Juanfran Maldonadoµ
“Are you Illegal?
―No hablo inglés, amigo.”
El 15 de marzo del 2008, un numerosísimo grupo de personas con atuendos cercanos a la estética punk y a la gótica se reunieron en la Glorieta de Insurgentes a golpear a los emos que allí se reunían. Se trataba de una batalla campal de odio que se había gestado lentamente gracias al bullying electrónico y a la ―más o menos―nueva facilidad organizativa de las redes sociales. Por azar llegué a esa glorieta justo cuando un grupo de granaderos había entrado a separar a agresores y agredidos y trataban a ambos bandos por igual, es decir, como delincuentes. Entré sin tener mucha idea de lo que ocurría (como otros tantos transeúntes) y demasiado tarde advertí que ya no podía salir. Los granaderos habían cerrado (supuse) todas las entradas a la plaza para contener el problema. Habían encapsulado, además, a los agresores con una valla de escudos antimotines en un extremo del círculo del territorio, y a los agredidos en el otro extremo. Un par de tipos encapsulados ―aún en poder de un megáfono― seguían injuriando a los emos.
Parecía haber estado cabrón.

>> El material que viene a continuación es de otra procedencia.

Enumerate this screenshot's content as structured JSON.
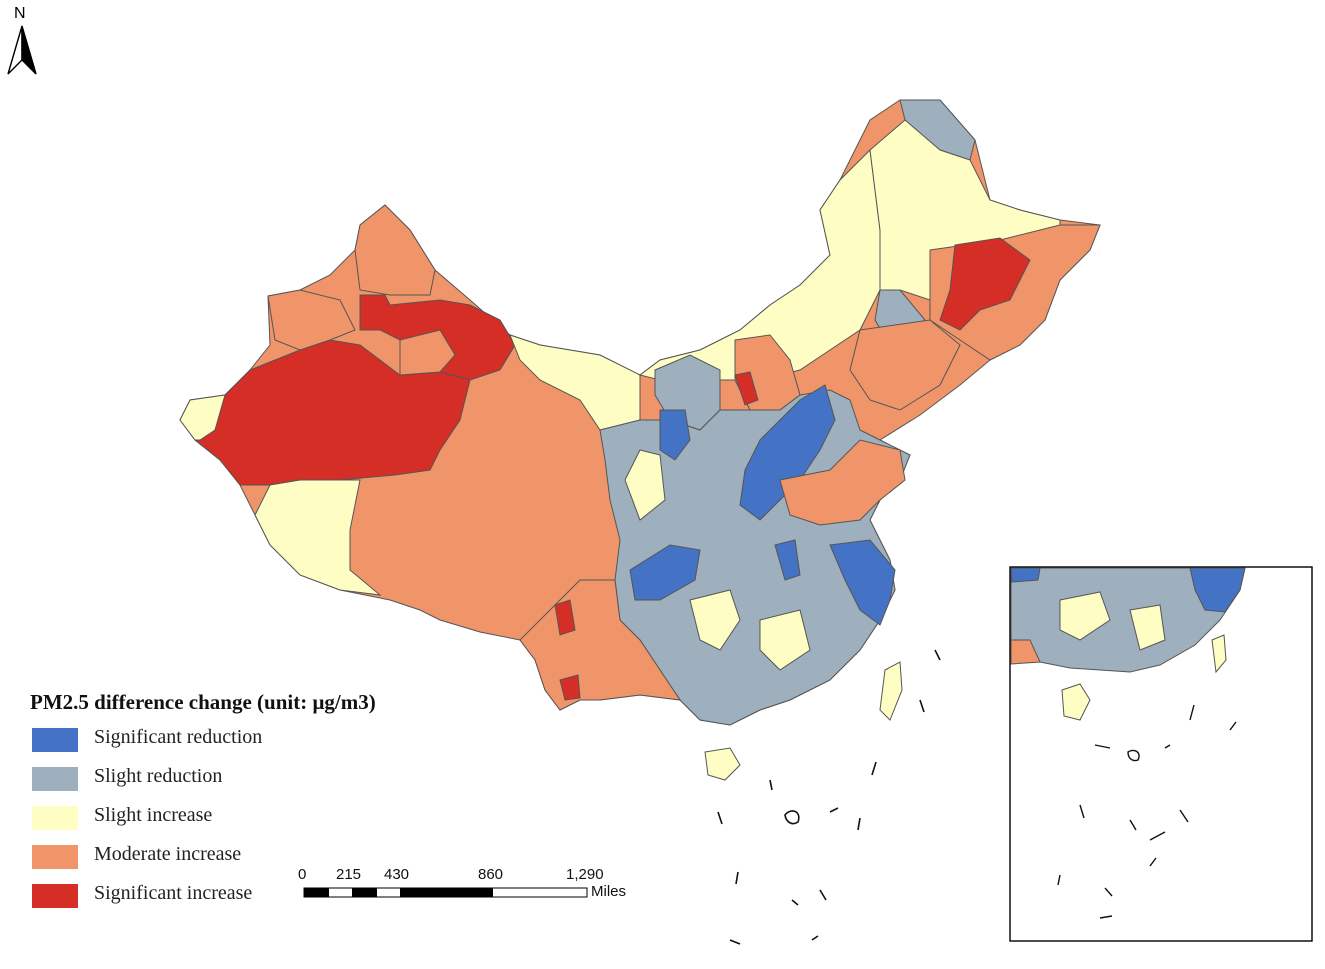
{
  "north_arrow": {
    "label": "N"
  },
  "legend": {
    "title": "PM2.5 difference change (unit: μg/m3)",
    "items": [
      {
        "label": "Significant reduction",
        "color": "#4472c4"
      },
      {
        "label": "Slight reduction",
        "color": "#9eafbd"
      },
      {
        "label": "Slight increase",
        "color": "#fefec4"
      },
      {
        "label": "Moderate increase",
        "color": "#f0956a"
      },
      {
        "label": "Significant increase",
        "color": "#d42e26"
      }
    ]
  },
  "scale_bar": {
    "ticks": [
      "0",
      "215",
      "430",
      "860",
      "1,290"
    ],
    "unit": "Miles"
  }
}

Nunca supe en realidad quiénes habían sido los agresores, pero si efectivamente eran gente autoidentificada con el punk y el gótico, me resultó tristísimo que dos grupos contraculturales con una larga historia de abogar por la periferia, la diferencia, la resistencia a la norma impuesta e incluso, más específicamente, por la andrógina (cada uno a su estilo y dentro de susproporciones), se sintieran tan amenazados por un grupo de jóvenes con flecos largos y mochilitas de Hello Kitty. Es decir, habría esperado que el ataque viniera de los testigos de Jehová o alguna otra organización religiosa o reaccionaria. Creo que en su momento el movimiento emo fue tan difícil de catalogar, de organizar dentro de un sentido previamente aceptado, que provocó miedo y, consecuentemente, violencia, y más allá de lo lejano que me pueda sentir de sus intereses estéticos, siempre les admiré eso. Fueron un otro muy otro, un inmigrante local, siempre (además) pacífico.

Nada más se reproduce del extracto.